Marcos: racist skin rash

Leprosy is also perceived as a racist skin rash. Clofazimine, a reddish-brown, microcrystalline powder, is one of three drugs used in the powerful multi-drug therapy. While Clofazimine exerts a slow bacterial effect on M. leprea, 77.8% of 514 treated patients experienced red and dark skin pigmentation of varying intensity 34; reddish coloration of sweat, urine and tears also occurs. Although the drug's instructional insert downplays skin discoloration, it warns that adverse effect may last for months, even years, after cessation of therapy, cause depression and confirms two associated suicides (NOVARTIS. Lamprene (clofazimine) soft gelatin capsules: prescribing information., accessed on 02/Feb/2008). Even the World Health Organization (WHO) 35 declares that discoloration is not a serious problem, except for being "cosmetically unacceptable to some patients".

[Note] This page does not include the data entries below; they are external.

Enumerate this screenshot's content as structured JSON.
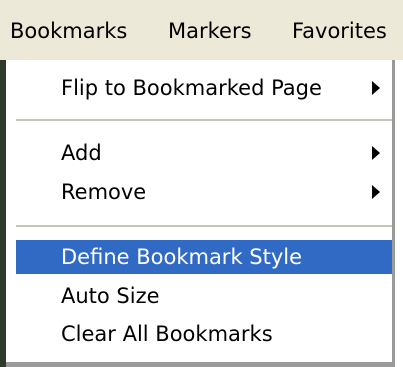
{
  "menubar": {
    "items": [
      {
        "label": "Bookmarks"
      },
      {
        "label": "Markers"
      },
      {
        "label": "Favorites"
      }
    ]
  },
  "dropdown": {
    "items": [
      {
        "label": "Flip to Bookmarked Page",
        "has_submenu": true
      },
      {
        "label": "Add",
        "has_submenu": true
      },
      {
        "label": "Remove",
        "has_submenu": true
      },
      {
        "label": "Define Bookmark Style",
        "selected": true
      },
      {
        "label": "Auto Size"
      },
      {
        "label": "Clear All Bookmarks"
      }
    ]
  },
  "colors": {
    "menubar_background": "#ece9d8",
    "selection_background": "#316ac5",
    "selection_text": "#ffffff"
  }
}
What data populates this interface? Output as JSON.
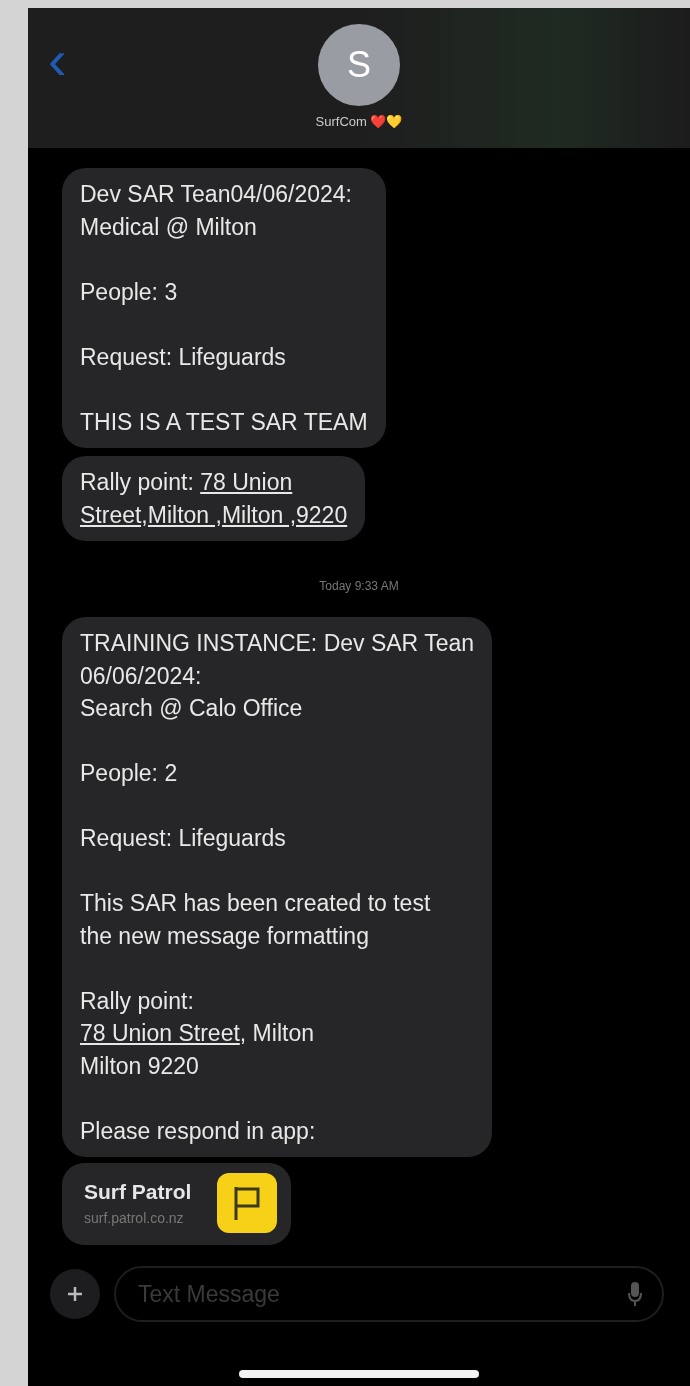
{
  "header": {
    "back": "‹",
    "avatar_initial": "S",
    "contact_name": "SurfCom ❤️💛"
  },
  "messages": [
    {
      "kind": "bubble",
      "paragraphs": [
        [
          [
            {
              "text": "Dev SAR Tean04/06/2024:"
            }
          ],
          [
            {
              "text": "Medical @ Milton"
            }
          ]
        ],
        [
          [
            {
              "text": "People: 3"
            }
          ]
        ],
        [
          [
            {
              "text": "Request: Lifeguards"
            }
          ]
        ],
        [
          [
            {
              "text": "THIS IS A TEST SAR TEAM"
            }
          ]
        ]
      ]
    },
    {
      "kind": "bubble",
      "paragraphs": [
        [
          [
            {
              "text": "Rally point: "
            },
            {
              "text": "78 Union",
              "link": true
            }
          ],
          [
            {
              "text": "Street,Milton ,Milton ,9220",
              "link": true
            }
          ]
        ]
      ]
    },
    {
      "kind": "timestamp",
      "text": "Today 9:33 AM"
    },
    {
      "kind": "bubble",
      "paragraphs": [
        [
          [
            {
              "text": "TRAINING INSTANCE: Dev SAR Tean"
            }
          ],
          [
            {
              "text": "06/06/2024:"
            }
          ],
          [
            {
              "text": "Search @ Calo Office"
            }
          ]
        ],
        [
          [
            {
              "text": "People: 2"
            }
          ]
        ],
        [
          [
            {
              "text": "Request: Lifeguards"
            }
          ]
        ],
        [
          [
            {
              "text": "This SAR has been created to test"
            }
          ],
          [
            {
              "text": "the new message formatting"
            }
          ]
        ],
        [
          [
            {
              "text": "Rally point:"
            }
          ],
          [
            {
              "text": "78 Union Street",
              "link": true
            },
            {
              "text": ", Milton"
            }
          ],
          [
            {
              "text": "Milton  9220"
            }
          ]
        ],
        [
          [
            {
              "text": "Please respond in app:"
            }
          ]
        ]
      ]
    },
    {
      "kind": "link_card",
      "title": "Surf Patrol",
      "url": "surf.patrol.co.nz"
    }
  ],
  "composer": {
    "placeholder": "Text Message"
  }
}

Nazaré, a 38-year-old domestic maid, contests these claims, reporting that skin-darkening Clofazimine contributes to color prejudice: "My uncle was 'moreno claro' [a person with lighter, bronzed-colored skin tones] before he started taking those pills [Clofazimine] (...) but afterwards he turned that dark (...) dark (...) dark (...) almost that purple-black color. What an awful thing, God forbid!". Racial issues relating to the use of Clofazimine surfaced during this clinical conversation between Marcos, 54, and his physician:

Doctor: "This is the medication you must take (...) both these black and white pills".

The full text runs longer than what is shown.